Parenting styles range from permissive to authoritarian. While a wide variety of parenting can produce respectful and responsible adults, most of us strive to do more than provide adequate parenting. Making good choices about parenting styles and practices can help your child’s self esteem, behavior and success in life. As any parent knows, good parenting is all about choosing your battles and forming a good, strong and loving relationship with your child. The parenting style that works for you and your children is a critical part of forming this relationship.


Historically, children were to be seen and not heard. Parenting in the past was highly authoritarian, requiring immediate obedience and keeping children in line with harsh punishments. Children were not entitled to explanations, and rules were simply to be followed. Following World War II, parenting experts began to suggest more gentle authoritative or democratic parenting styles.

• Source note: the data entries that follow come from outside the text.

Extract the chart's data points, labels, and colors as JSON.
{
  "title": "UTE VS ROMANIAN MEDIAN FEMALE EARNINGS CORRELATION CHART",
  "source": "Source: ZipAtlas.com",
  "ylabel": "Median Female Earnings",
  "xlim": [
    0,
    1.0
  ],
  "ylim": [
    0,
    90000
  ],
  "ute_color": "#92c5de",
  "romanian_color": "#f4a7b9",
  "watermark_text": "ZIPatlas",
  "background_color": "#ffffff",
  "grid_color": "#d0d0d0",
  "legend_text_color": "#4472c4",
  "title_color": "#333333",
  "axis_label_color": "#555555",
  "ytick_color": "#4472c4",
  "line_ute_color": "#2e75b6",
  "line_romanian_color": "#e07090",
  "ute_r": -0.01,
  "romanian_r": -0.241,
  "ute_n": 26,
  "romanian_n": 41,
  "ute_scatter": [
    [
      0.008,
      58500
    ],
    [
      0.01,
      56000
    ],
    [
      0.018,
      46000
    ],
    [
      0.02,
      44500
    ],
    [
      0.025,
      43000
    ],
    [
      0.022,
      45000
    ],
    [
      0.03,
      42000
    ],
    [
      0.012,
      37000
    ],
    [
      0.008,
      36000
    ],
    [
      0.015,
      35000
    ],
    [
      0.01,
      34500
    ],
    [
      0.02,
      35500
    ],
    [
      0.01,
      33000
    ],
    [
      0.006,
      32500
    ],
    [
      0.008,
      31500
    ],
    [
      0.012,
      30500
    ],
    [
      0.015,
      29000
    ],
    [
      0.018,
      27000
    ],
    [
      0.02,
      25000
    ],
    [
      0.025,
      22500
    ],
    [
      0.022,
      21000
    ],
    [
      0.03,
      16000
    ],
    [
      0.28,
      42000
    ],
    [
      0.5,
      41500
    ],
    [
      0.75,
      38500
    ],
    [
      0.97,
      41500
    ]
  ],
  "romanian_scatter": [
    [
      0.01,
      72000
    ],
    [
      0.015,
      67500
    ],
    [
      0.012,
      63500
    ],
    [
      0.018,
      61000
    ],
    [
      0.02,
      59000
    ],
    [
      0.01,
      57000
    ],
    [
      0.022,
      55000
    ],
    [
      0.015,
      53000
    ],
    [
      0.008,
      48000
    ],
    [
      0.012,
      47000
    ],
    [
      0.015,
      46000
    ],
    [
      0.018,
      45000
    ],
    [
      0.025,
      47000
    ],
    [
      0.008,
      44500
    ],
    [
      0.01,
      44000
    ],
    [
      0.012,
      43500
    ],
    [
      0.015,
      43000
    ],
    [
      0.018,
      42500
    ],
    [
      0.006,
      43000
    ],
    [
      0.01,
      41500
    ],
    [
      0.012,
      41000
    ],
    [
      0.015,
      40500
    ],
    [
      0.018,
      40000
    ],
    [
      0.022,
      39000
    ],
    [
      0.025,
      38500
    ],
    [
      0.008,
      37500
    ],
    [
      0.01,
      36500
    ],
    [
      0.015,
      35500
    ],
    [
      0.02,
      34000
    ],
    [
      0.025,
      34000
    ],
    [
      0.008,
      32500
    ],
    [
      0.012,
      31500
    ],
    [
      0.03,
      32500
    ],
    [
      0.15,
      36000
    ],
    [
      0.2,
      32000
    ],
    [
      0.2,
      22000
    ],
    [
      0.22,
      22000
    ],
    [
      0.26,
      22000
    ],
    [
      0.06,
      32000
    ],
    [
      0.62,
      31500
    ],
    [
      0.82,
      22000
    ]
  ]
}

There are four basic parenting styles. Authoritarian parenting is based on rules and punishments. Children are expected to follow the rules without question. Authoritative or democratic parenting styles do have rules and guidelines for behavior, but create a more gentle and nurturing environment, with room for questions, learning and personal development. Permissive parents do not set rules, guidelines or expectations for their children’s behavior. Permissive parents do love and nurture their children, but fail to provide needed structure. Finally, uninvolved parents neglect to provide either structure or love and concern.


Both authoritarian and authoritative-democratic parenting styles result in children who follow the rules, respect themselves and others and have a good chance of a successful life. Children raised in a more democratic household will typically have higher self esteem, be happier and less likely to rebel. Children who grow up in permissive households will be more likely to struggle with authority and do poorly in school. Uninvolved parents will produce children with a poor chance of success in life, low self esteem and difficulty with social relations in most cases.


Identifying your own parenting style may allow you to correct any problems and improve your relationship with your children. Parenting styles include both behavioral and psychological control, as well as communication and expectations. One of the best ways to look at your own parenting style is to look in the mirror. Without conscious effort, many of us parent the way we were parented.


While good behavior may be your first priority with a young child, developing a nurturing a loving relationship is equally critical. Combining high expectations with a loving, open and respectful relationship will help your children to have good self esteem, succeed in school and later work, and have good social skills.